Во дворце его ожидает объемный свиток — копия папируса о смерчах в пустыне, присланная ему Мернептахом. Автором трактата является ученый и аскет Хори, всю жизнь изучающий это явление. Живет он в одной из скудных пещер, которых немало в невысокой гряде холмов, единственной в необъятной западной ливийской пустыне. До этого пещерного поселения аскетов дня два плавания вверх по течению Нила, затем дня три езды по пустыне на запад.
Понимая Месу с полунамека, Яхмес начинает готовить поездку.
Движутся в основном по утрам, к обеду спасаются в прихваченных в дорогу шатрах. На миг откинешь полог, и тебя заливает звенящий бескрайностью зной. Слепяще белый, подобно сахару, песок необозрим и легок, как прах смертный.
Аскеты похожи на живые мумии, но удивительно полны жизни и любопытства ко всему, что их окружает, ко всем, кто их посещает.

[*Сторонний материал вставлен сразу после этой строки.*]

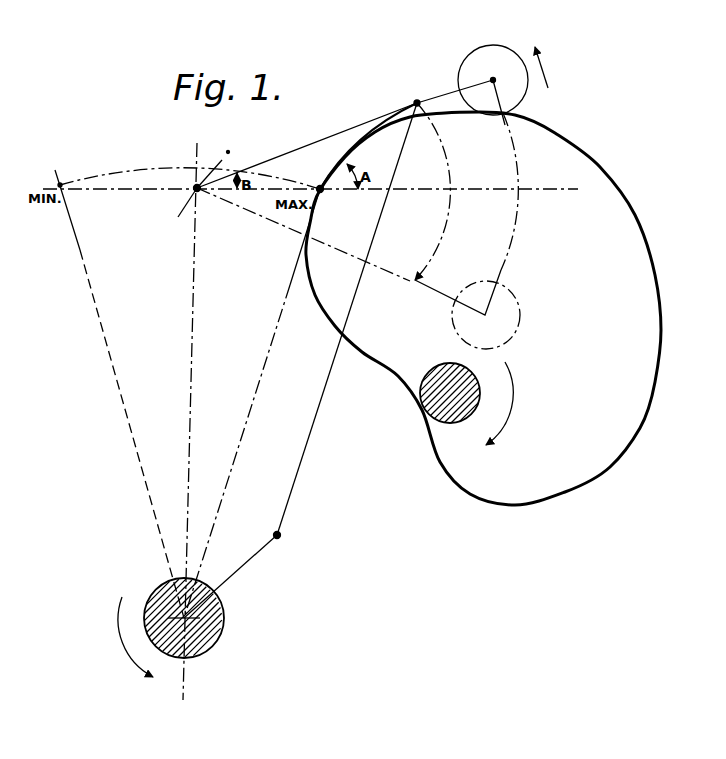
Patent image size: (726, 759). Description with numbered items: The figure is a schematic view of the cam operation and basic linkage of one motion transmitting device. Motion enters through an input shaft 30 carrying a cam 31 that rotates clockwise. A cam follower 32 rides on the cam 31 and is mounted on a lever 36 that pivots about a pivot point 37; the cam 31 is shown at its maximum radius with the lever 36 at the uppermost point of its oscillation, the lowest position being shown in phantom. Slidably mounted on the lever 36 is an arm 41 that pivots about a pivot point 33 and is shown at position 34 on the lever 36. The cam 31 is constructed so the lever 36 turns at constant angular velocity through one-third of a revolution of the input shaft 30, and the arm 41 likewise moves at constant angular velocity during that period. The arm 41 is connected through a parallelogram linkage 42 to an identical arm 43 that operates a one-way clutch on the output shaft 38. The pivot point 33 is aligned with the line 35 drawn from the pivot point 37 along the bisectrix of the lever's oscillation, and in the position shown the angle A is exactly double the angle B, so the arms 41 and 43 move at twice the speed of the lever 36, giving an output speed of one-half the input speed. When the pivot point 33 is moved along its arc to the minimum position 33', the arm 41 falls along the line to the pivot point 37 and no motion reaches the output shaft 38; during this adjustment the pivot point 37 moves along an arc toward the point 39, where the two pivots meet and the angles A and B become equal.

The input shaft 30 is at (457, 424).
The cam 31 is at (483, 308).
The cam follower 32 is at (495, 55).
The pivot point 33 is at (311, 175).
The minimum position 33' is at (44, 170).
The position 34 is at (415, 101).
The bisectrix line 35 is at (549, 198).
The lever 36 is at (298, 151).
The pivot point 37 is at (181, 216).
The output shaft 38 is at (160, 592).
The meeting point 39 is at (211, 168).
The arm 41 is at (362, 150).
The parallelogram linkage 42 is at (302, 458).
The arm 43 is at (243, 566).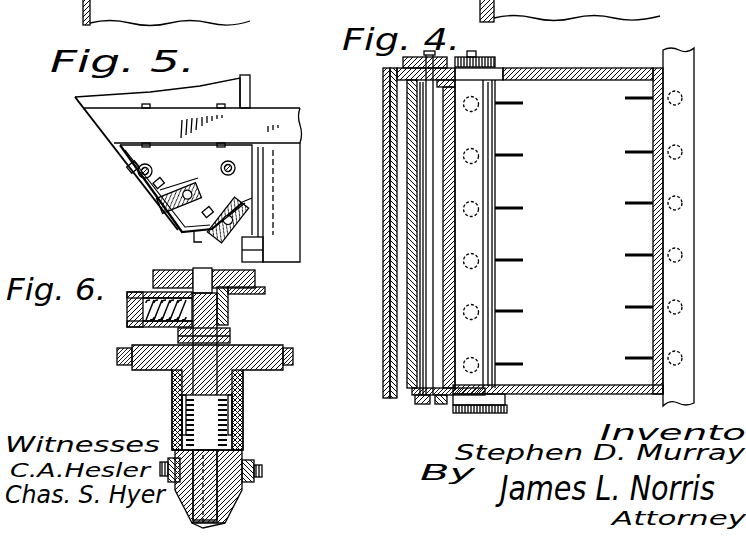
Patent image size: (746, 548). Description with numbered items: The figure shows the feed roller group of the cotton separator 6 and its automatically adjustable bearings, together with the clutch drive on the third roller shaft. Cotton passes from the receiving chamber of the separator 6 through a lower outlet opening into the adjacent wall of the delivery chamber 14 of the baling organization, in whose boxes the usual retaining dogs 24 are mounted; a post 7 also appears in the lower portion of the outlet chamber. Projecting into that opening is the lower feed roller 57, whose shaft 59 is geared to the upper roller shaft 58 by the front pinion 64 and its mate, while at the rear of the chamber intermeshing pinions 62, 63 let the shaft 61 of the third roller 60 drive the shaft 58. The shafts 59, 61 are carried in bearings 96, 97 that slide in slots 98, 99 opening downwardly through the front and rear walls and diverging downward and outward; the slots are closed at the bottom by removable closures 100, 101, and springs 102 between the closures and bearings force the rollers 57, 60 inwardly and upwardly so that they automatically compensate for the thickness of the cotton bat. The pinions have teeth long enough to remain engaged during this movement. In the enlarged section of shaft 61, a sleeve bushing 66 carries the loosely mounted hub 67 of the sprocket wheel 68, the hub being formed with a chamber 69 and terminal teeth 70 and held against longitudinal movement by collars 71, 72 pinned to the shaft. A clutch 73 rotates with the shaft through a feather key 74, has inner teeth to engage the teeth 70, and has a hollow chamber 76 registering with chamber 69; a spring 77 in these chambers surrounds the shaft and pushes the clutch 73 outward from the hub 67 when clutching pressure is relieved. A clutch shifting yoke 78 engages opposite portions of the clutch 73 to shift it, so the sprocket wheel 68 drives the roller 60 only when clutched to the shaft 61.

In FIG. 5, the separator 6 is at (168, 206).
In FIG. 5, the post 7 is at (250, 84).
In FIG. 5, the delivery chamber 14 is at (303, 242).
In FIG. 4, the delivery chamber 14 is at (623, 227).
In FIG. 4, the retaining dogs 24 is at (625, 103).
In FIG. 4, the feed roller 57 is at (496, 128).
In FIG. 5, the shaft 58 is at (235, 170).
In FIG. 5, the shaft 59 is at (240, 206).
In FIG. 4, the shaft 59 is at (472, 59).
In FIG. 4, the third roller 60 is at (395, 107).
In FIG. 6, the third roller 60 is at (155, 273).
In FIG. 5, the shaft 61 is at (215, 216).
In FIG. 4, the shaft 61 is at (433, 145).
In FIG. 6, the shaft 61 is at (192, 278).
In FIG. 4, the pinion 62 is at (508, 66).
In FIG. 4, the pinion 63 is at (398, 69).
In FIG. 4, the front pinion 64 is at (508, 409).
In FIG. 6, the sleeve bushing 66 is at (172, 380).
In FIG. 6, the hub 67 is at (178, 396).
In FIG. 6, the sprocket wheel 68 is at (134, 348).
In FIG. 6, the chamber 69 is at (244, 416).
In FIG. 6, the terminal teeth 70 is at (243, 433).
In FIG. 6, the collar 71 is at (230, 334).
In FIG. 6, the collar 72 is at (247, 384).
In FIG. 6, the clutch 73 is at (243, 492).
In FIG. 6, the feather key 74 is at (225, 516).
In FIG. 6, the hollow chamber 76 is at (243, 452).
In FIG. 6, the spring 77 is at (248, 406).
In FIG. 6, the clutch shifting yoke 78 is at (168, 488).
In FIG. 5, the bearing 96 is at (288, 227).
In FIG. 5, the bearing 97 is at (179, 178).
In FIG. 4, the bearing 97 is at (383, 122).
In FIG. 6, the bearing 97 is at (228, 303).
In FIG. 6, the slot 98 is at (205, 272).
In FIG. 5, the slot 99 is at (175, 218).
In FIG. 5, the removable closure 100 is at (227, 237).
In FIG. 5, the removable closure 101 is at (162, 198).
In FIG. 4, the removable closure 101 is at (405, 81).
In FIG. 5, the springs 102 is at (160, 195).
In FIG. 4, the springs 102 is at (403, 68).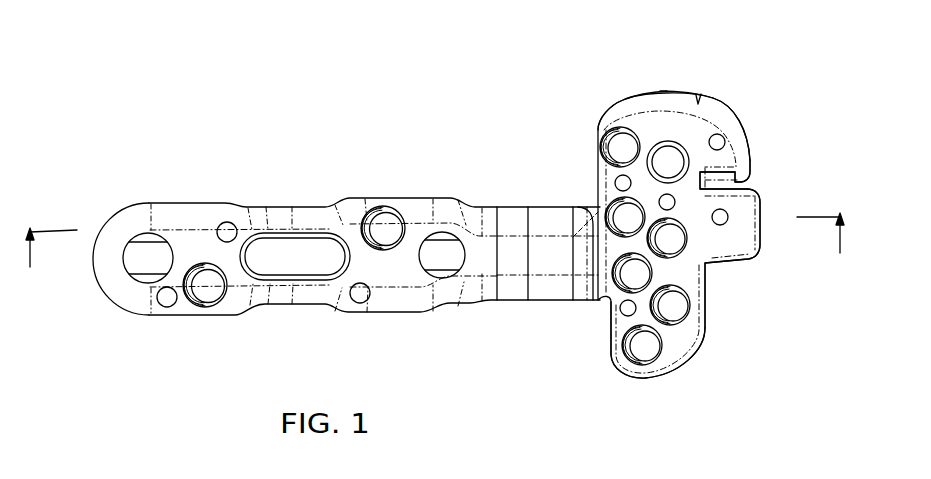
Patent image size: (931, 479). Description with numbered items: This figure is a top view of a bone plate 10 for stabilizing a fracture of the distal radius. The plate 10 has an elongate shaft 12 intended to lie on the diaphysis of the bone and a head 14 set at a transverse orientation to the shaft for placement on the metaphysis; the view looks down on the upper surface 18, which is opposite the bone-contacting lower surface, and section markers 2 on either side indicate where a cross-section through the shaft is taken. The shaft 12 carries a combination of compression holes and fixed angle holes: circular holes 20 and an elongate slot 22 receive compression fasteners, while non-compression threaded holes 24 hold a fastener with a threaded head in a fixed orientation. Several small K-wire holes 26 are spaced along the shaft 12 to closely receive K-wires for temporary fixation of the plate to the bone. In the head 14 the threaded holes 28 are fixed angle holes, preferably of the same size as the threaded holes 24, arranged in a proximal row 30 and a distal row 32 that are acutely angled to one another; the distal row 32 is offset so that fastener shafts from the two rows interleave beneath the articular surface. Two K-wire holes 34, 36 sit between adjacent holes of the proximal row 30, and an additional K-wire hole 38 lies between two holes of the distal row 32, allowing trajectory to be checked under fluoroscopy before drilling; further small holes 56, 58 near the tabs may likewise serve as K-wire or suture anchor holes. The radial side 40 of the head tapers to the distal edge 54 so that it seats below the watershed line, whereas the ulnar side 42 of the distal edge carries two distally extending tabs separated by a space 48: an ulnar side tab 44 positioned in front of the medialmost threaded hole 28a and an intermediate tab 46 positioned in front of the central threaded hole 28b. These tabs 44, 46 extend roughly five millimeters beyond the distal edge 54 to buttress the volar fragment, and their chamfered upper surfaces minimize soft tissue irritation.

Оказывается, Хори умер более полугода назад, замурован аскетами в его же пещере. Что ж, такая участь ждет их всех, но они предпочитают ее участи проживающих во грехе и неге, на которых, кстати, нет у них зла. Более того, надеясь на снисхождение богов и благосклонное принятие небом их аскетической жизни, они также замаливают грехи других. И все же Месу привез им довольно много еды.
Дни стоят жаркие, без единого намека на ветер, бурю, смерч. Неторопливо длится беседа, тут ведь властвует не время, а вечность, в которой растворяешься точно так же, как дышишь. Так растворился Хори: хартом выпал из его пальцев, вот этот последний зигзаг на папирусе — как скачок в иной, лучший из миров.
Неужели это он и есть, потусторонний, отвесно-ослепительный, лишенный теней, — кажется, любая мысль и форма наперед здесь выжжены дотла, перемолоты в песок, и лишь твое самоотсутствие и есть единственный инструмент познания этого мира. Не верится, но, очевидно, так и есть: аскеты живут на самом пороге этого — вычеркивающего живое бытие — мира несуществования и потому так легко переходят в него.
Как пишет Хори в своем труде о смерчах, одна песчинка, пошевелившись под едва возникшим дуновением, начинает раскачивать пространство, завихривать его воронкой — и вот уже смерч, после которого мир кажется сотворенным наново.